Condorcet fut le « dernier des philosophes ». Il a été
adoubé par Voltaire et d’Alembert, il a correspondu avec Frédéric II. Dès sa
jeunesse il est reconnu comme un immense mathématicien. Son prestige est
énorme, mondial. Et pourtant contrairement à des Euler, Laplace ou Lagrange, qui sont
ses contemporains, il n’a pas laissé grande trace dans les livres de cours.
En fait, il n’a rien inventé, il a utilisé les outils de son
temps. En particulier les travaux de Bayes, qui permettent d’estimer la
probabilité d’un événement à partir d’observations sur sa fréquence de survenue
dans le passé.
Il pensait que l’histoire était la marche de la raison se
dégageant de l’obscurantisme. Il a voulu accélérer ce phénomène, si je
comprends bien, en concevant la « mathématique sociale ». C’est peut-être
bien la science de la décision pour l’action ou « pragmatique ». Un
procédé qui permet de prendre les décisions les meilleures possibles. Son idée
semble avoir été la suivante.
Tout d’abord, les mathématiques seraient une forme de
langage, dégagé de ce qui produit la confusion du langage ordinaire. L’homme
habile peut ramener la clé de voûte de tout problème à une formulation
mathématique. Les économistes modernes parleraient de « modélisation ».

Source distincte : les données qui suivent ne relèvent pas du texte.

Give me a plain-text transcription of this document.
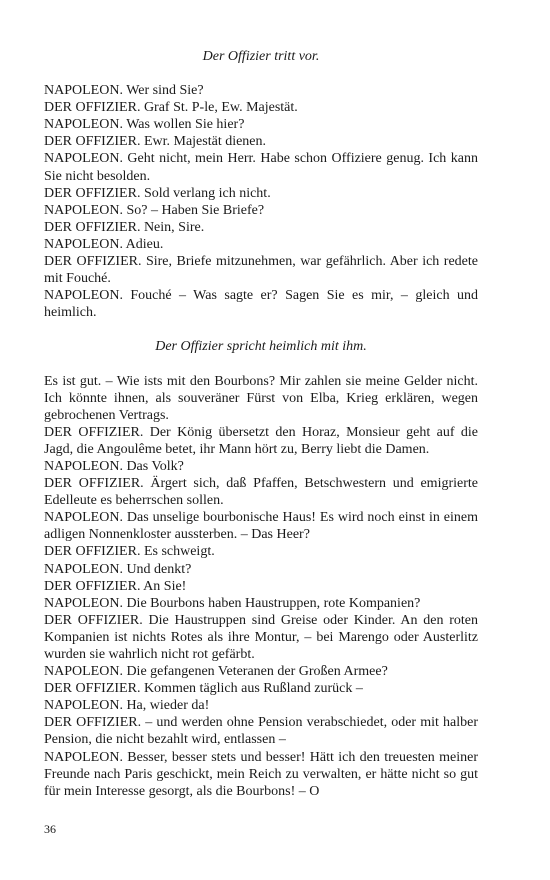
Der Offizier tritt vor.

NAPOLEON. Wer sind Sie?

DER OFFIZIER. Graf St. P-le, Ew. Majestät.

NAPOLEON. Was wollen Sie hier?

DER OFFIZIER. Ewr. Majestät dienen.

NAPOLEON. Geht nicht, mein Herr. Habe schon Offiziere genug. Ich kann Sie nicht besolden.

DER OFFIZIER. Sold verlang ich nicht.

NAPOLEON. So? – Haben Sie Briefe?

DER OFFIZIER. Nein, Sire.

NAPOLEON. Adieu.

DER OFFIZIER. Sire, Briefe mitzunehmen, war gefährlich. Aber ich redete mit Fouché.

NAPOLEON. Fouché – Was sagte er? Sagen Sie es mir, – gleich und heimlich.

Der Offizier spricht heimlich mit ihm.

Es ist gut. – Wie ists mit den Bourbons? Mir zahlen sie meine Gelder nicht. Ich könnte ihnen, als souveräner Fürst von Elba, Krieg erklären, wegen gebrochenen Vertrags.

DER OFFIZIER. Der König übersetzt den Horaz, Monsieur geht auf die Jagd, die Angoulême betet, ihr Mann hört zu, Berry liebt die Damen.

NAPOLEON. Das Volk?

DER OFFIZIER. Ärgert sich, daß Pfaffen, Betschwestern und emigrierte Edelleute es beherrschen sollen.

NAPOLEON. Das unselige bourbonische Haus! Es wird noch einst in einem adligen Nonnenkloster aussterben. – Das Heer?

DER OFFIZIER. Es schweigt.

NAPOLEON. Und denkt?

DER OFFIZIER. An Sie!

NAPOLEON. Die Bourbons haben Haustruppen, rote Kompanien?

DER OFFIZIER. Die Haustruppen sind Greise oder Kinder. An den roten Kompanien ist nichts Rotes als ihre Montur, – bei Marengo oder Austerlitz wurden sie wahrlich nicht rot gefärbt.

NAPOLEON. Die gefangenen Veteranen der Großen Armee?

DER OFFIZIER. Kommen täglich aus Rußland zurück –

NAPOLEON. Ha, wieder da!

DER OFFIZIER. – und werden ohne Pension verabschiedet, oder mit halber Pension, die nicht bezahlt wird, entlassen –

NAPOLEON. Besser, besser stets und besser! Hätt ich den treuesten meiner Freunde nach Paris geschickt, mein Reich zu verwalten, er hätte nicht so gut für mein Interesse gesorgt, als die Bourbons! – O

36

Tout phénomène peut être modélisé par la raison. Les probabilités permettent
alors d’estimer, à partir de l’observation, les paramètres constitutifs du
modèle. Et donc de prendre une décision qui minimise le risque d’erreur.
Tout ceci s’accompagne de techniques qui permettent de
clarifier le débat. Symbolique mathématique d’une part (pas au point à l’époque),
mais aussi, statistiques et techniques de représentation de données, telles que
les tableaux ou les courbes (pas plus au point).
En économie, Condorcet serait qualifié aujourd’hui de
libéral. Il était l’ami des physiocrates et d’Adam Smith, dont sa femme a
traduit les travaux. C’était un homme de libre échange et de laisser faire. Mais
ce qui me frappe surtout c’est sa proximité avec l’économiste
moderne. En particulier avec la démarche méthodologique d’Arrow, seul
économiste dont j’ai regardé les travaux. (Arrow a traité du paradoxe de
Condorcet, mais, apparemment, en l’attribuant initialement à quelqu’un d’autre et sans avoir
lu les travaux de Condorcet.)
Son argumentation s’appuie sur une démonstration
mathématique incompréhensible supposée la prouver. Cela peut très vite tourner
au sophisme mathématique. Car ce raisonnement compliqué masque des hypothèses
implicites, qui représentent un a priori idéologique. (Ce que la « raison »
nous permet de voir c’est ce que notre culture y a semé. Pas la vérité absolue,
pour peu qu’elle existe. Voici ce que mon idéologie propre, appuyée par les
travaux d’anthropologie, me fait penser.)
L’erreur se manifeste dès ses premiers travaux en physique.
Il a voulu appliquer cette technique au problème des trois corps. Mais toute sa
démonstration repose sur une hypothèse fausse : une équation polynomiale est soluble par radicaux.
Sa théorie du vote semble victime du même biais. Pour lui le
vote est une méthode de recherche de la vérité. Il fait l’hypothèse que la
société est constituée d’individus indépendants les uns des autres. Ce qui l’amène à une
contradiction, le fameux paradoxe de Condorcet. Mais il ne semble pas l’avoir
ému. En fait, il fait tout pour combattre la dimension systémique de la
société. Ainsi, ses travaux l’amènent à envisager que les acteurs s’influencent
les uns les autres. Ce que son rôle, quelque peu pitoyable, dans la Révolution
lui a permis d’observer. Il en arrive à entrapercevoir ce qui va devenir la
théorie des jeux. Mais il cherche surtout à éviter que cette situation puisse
se produire.
Curieusement, ce que montre Gilles-Gaston Granger, c'est que, non seulement Condorcet n'a rien découvert, mais que, surtout, il a négligé toutes les idées révolutionnaires sur lesquelles débouchaient ses travaux...
Condorcet, djihadiste de l'individualisme libéral ?
GRANGER, Gilles-Gaston, La
mathématique sociale du marquis de Condorcet, Odile Jacob, 1989.